The device will run on Google's Android operating system, with a capacity of 16 or 32GB, expandable by 32GB more.

It weighs 380g (14oz), and has an 18cm (7in) screen - smaller and lighter than its principal rival the iPad.

Vodafone has announced that it will distribute the device in European markets including the UK in October.

The tablet can connect via 3G networks, as well as wi-fi and Bluetooth.

It will employ Samsung's "Reader's Hub" for e-books and the "Media Hub" for music and videos. It supports Flash video and will be able to stream content to a TV.

Analysis

At first sight, Samsung's Galaxy Tab looks to have more to it than the iPad.

Samsung says its research shows people want this device to be useable on the move and they need to be able to communicate with it.

So the Tab can make calls - and video calls, as well as all the video, music and book content that you get on an iPad.

You'll be able to access millions of books, plus newspapers and magazines - Samsung even says that "we expect the Tab to play an important role in the digitalization of printed material".

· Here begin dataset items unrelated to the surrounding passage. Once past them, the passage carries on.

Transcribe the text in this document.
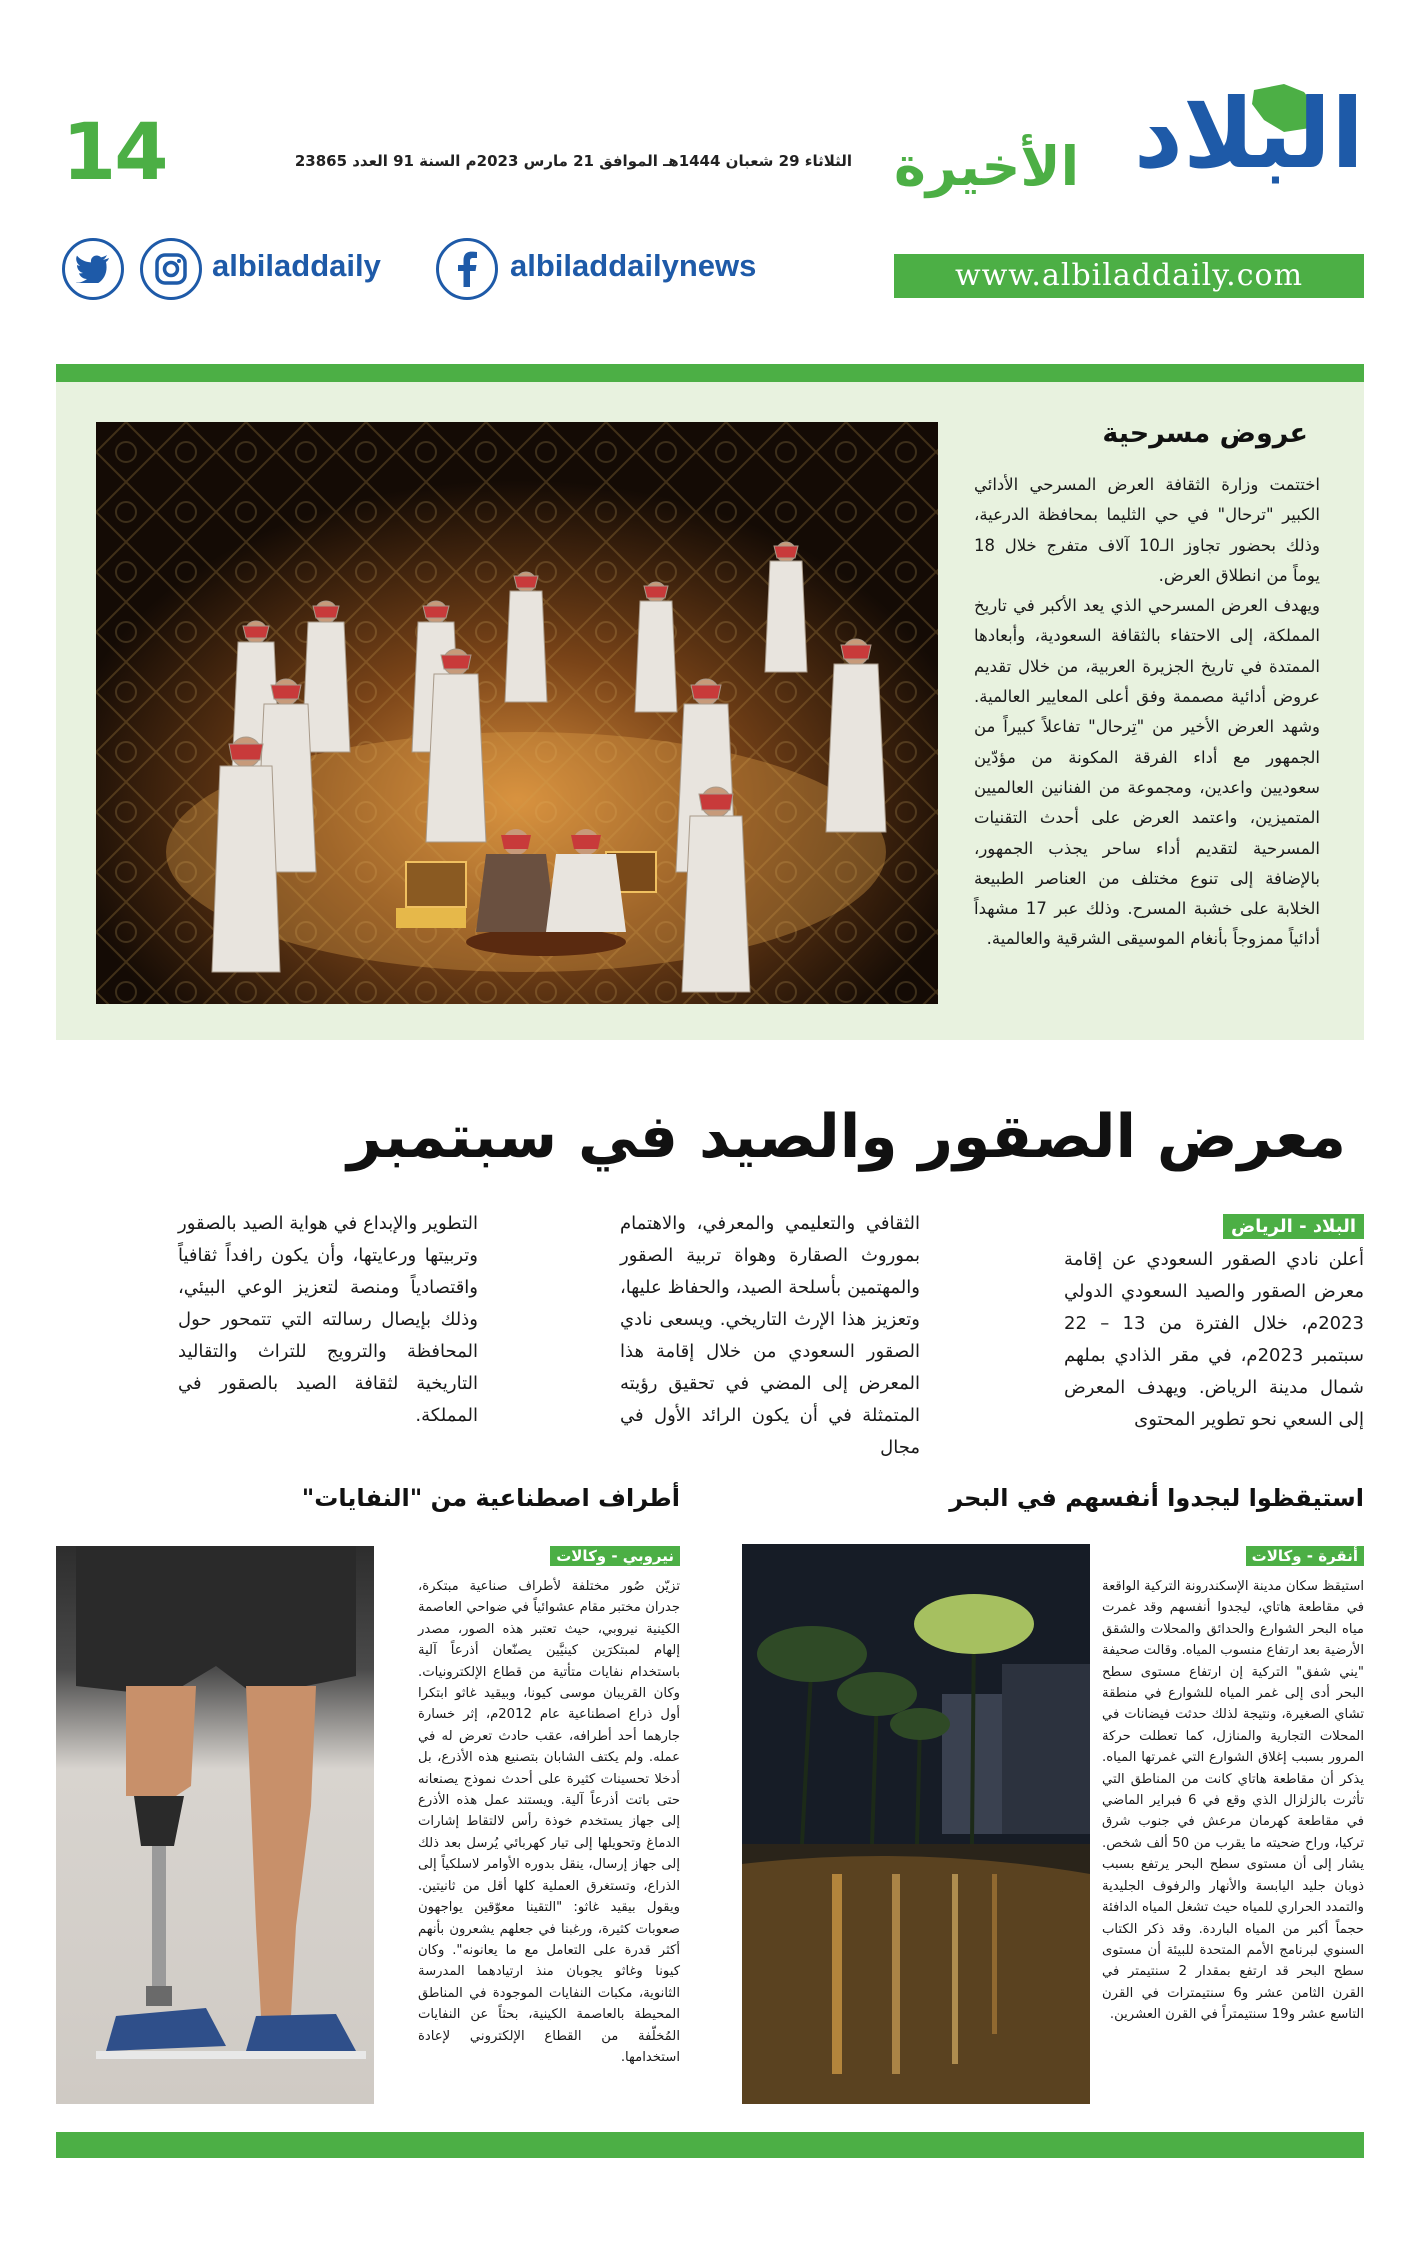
14	الثلاثاء 29 شعبان 1444هـ الموافق 21 مارس 2023م السنة 91 العدد 23865	البلاد
الأخيرة
www.albiladdaily.com
albiladdaily	albiladdailynews
عروض مسرحية

اختتمت وزارة الثقافة العرض المسرحي الأدائي الكبير "ترحال" في حي الثليما بمحافظة الدرعية، وذلك بحضور تجاوز الـ10 آلاف متفرج خلال 18 يوماً من انطلاق العرض.

ويهدف العرض المسرحي الذي يعد الأكبر في تاريخ المملكة، إلى الاحتفاء بالثقافة السعودية، وأبعادها الممتدة في تاريخ الجزيرة العربية، من خلال تقديم عروض أدائية مصممة وفق أعلى المعايير العالمية. وشهد العرض الأخير من "تِرحال" تفاعلاً كبيراً من الجمهور مع أداء الفرقة المكونة من مؤدّين سعوديين واعدين، ومجموعة من الفنانين العالميين المتميزين، واعتمد العرض على أحدث التقنيات المسرحية لتقديم أداء ساحر يجذب الجمهور، بالإضافة إلى تنوع مختلف من العناصر الطبيعة الخلابة على خشبة المسرح. وذلك عبر 17 مشهداً أدائياً ممزوجاً بأنغام الموسيقى الشرقية والعالمية.

معرض الصقور والصيد في سبتمبر
البلاد - الرياض
أعلن نادي الصقور السعودي عن إقامة معرض الصقور والصيد السعودي الدولي 2023م، خلال الفترة من 13 – 22 سبتمبر 2023م، في مقر الذادي بملهم شمال مدينة الرياض. ويهدف المعرض إلى السعي نحو تطوير المحتوى
الثقافي والتعليمي والمعرفي، والاهتمام بموروث الصقارة وهواة تربية الصقور والمهتمين بأسلحة الصيد، والحفاظ عليها، وتعزيز هذا الإرث التاريخي. ويسعى نادي الصقور السعودي من خلال إقامة هذا المعرض إلى المضي في تحقيق رؤيته المتمثلة في أن يكون الرائد الأول في مجال
التطوير والإبداع في هواية الصيد بالصقور وتربيتها ورعايتها، وأن يكون رافداً ثقافياً واقتصادياً ومنصة لتعزيز الوعي البيئي، وذلك بإيصال رسالته التي تتمحور حول المحافظة والترويج للتراث والتقاليد التاريخية لثقافة الصيد بالصقور في المملكة.
استيقظوا ليجدوا أنفسهم في البحر
أنقرة - وكالات
استيقظ سكان مدينة الإسكندرونة التركية الواقعة في مقاطعة هاتاي، ليجدوا أنفسهم وقد غمرت مياه البحر الشوارع والحدائق والمحلات والشقق الأرضية بعد ارتفاع منسوب المياه. وقالت صحيفة "يني شفق" التركية إن ارتفاع مستوى سطح البحر أدى إلى غمر المياه للشوارع في منطقة تشاي الصغيرة، ونتيجة لذلك حدثت فيضانات في المحلات التجارية والمنازل، كما تعطلت حركة المرور بسبب إغلاق الشوارع التي غمرتها المياه. يذكر أن مقاطعة هاتاي كانت من المناطق التي تأثرت بالزلزال الذي وقع في 6 فبراير الماضي في مقاطعة كهرمان مرعش في جنوب شرق تركيا، وراح ضحيته ما يقرب من 50 ألف شخص. يشار إلى أن مستوى سطح البحر يرتفع بسبب ذوبان جليد اليابسة والأنهار والرفوف الجليدية والتمدد الحراري للمياه حيث تشغل المياه الدافئة حجماً أكبر من المياه الباردة. وقد ذكر الكتاب السنوي لبرنامج الأمم المتحدة للبيئة أن مستوى سطح البحر قد ارتفع بمقدار 2 سنتيمتر في القرن الثامن عشر و6 سنتيمترات في القرن التاسع عشر و19 سنتيمتراً في القرن العشرين.
أطراف اصطناعية من "النفايات"
نيروبي - وكالات
تزيّن صُور مختلفة لأطراف صناعية مبتكرة، جدران مختبر مقام عشوائياً في ضواحي العاصمة الكينية نيروبي، حيث تعتبر هذه الصور، مصدر إلهام لمبتكرَين كينيَّين يصنّعان أذرعاً آلية باستخدام نفايات متأتية من قطاع الإلكترونيات. وكان القريبان موسى كيونا، وبيقيد غاثو ابتكرا أول ذراع اصطناعية عام 2012م، إثر خسارة جارهما أحد أطرافه، عقب حادث تعرض له في عمله. ولم يكتف الشابان بتصنيع هذه الأذرع، بل أدخلا تحسينات كثيرة على أحدث نموذج يصنعانه حتى باتت أذرعاً آلية. ويستند عمل هذه الأذرع إلى جهاز يستخدم خوذة رأس لالتقاط إشارات الدماغ وتحويلها إلى تيار كهربائي يُرسل بعد ذلك إلى جهاز إرسال، ينقل بدوره الأوامر لاسلكياً إلى الذراع، وتستغرق العملية كلها أقل من ثانيتين. ويقول بيقيد غاثو: "التقينا معوّقين يواجهون صعوبات كثيرة، ورغبنا في جعلهم يشعرون بأنهم أكثر قدرة على التعامل مع ما يعانونه". وكان كيونا وغاثو يجوبان منذ ارتيادهما المدرسة الثانوية، مكبات النفايات الموجودة في المناطق المحيطة بالعاصمة الكينية، بحثاً عن النفايات المُخلّفة من القطاع الإلكتروني لإعادة استخدامها.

Samsung called it "the first of the company's tablet devices", suggesting further models will be forthcoming.

"Samsung recognises the tremendous growth potential in this newly-created market and we believe that the Samsung Galaxy Tab brings a unique and open proposition to market," said Samsung's head of mobile communications JK Shin.

"There is a new and emerging consumer demand that Samsung can satisfy since mobile is in our DNA."

Vodafone's Patrick Chomet said that the firm is "pleased to be introducing" the Galaxy Tab.

"Adding tablets as part of our device range is a natural next step that gives customers an alternative way to enjoy great content and internet services," he said.

Technology analysts CCS Insight said that Samsung had joined the tablet melee with an "attractive device and strong service offer", calling the 7-inch size an "appealing form factor".

However they note that in a market with an increasing number of tablet competitors, pricing will become the crucial issue.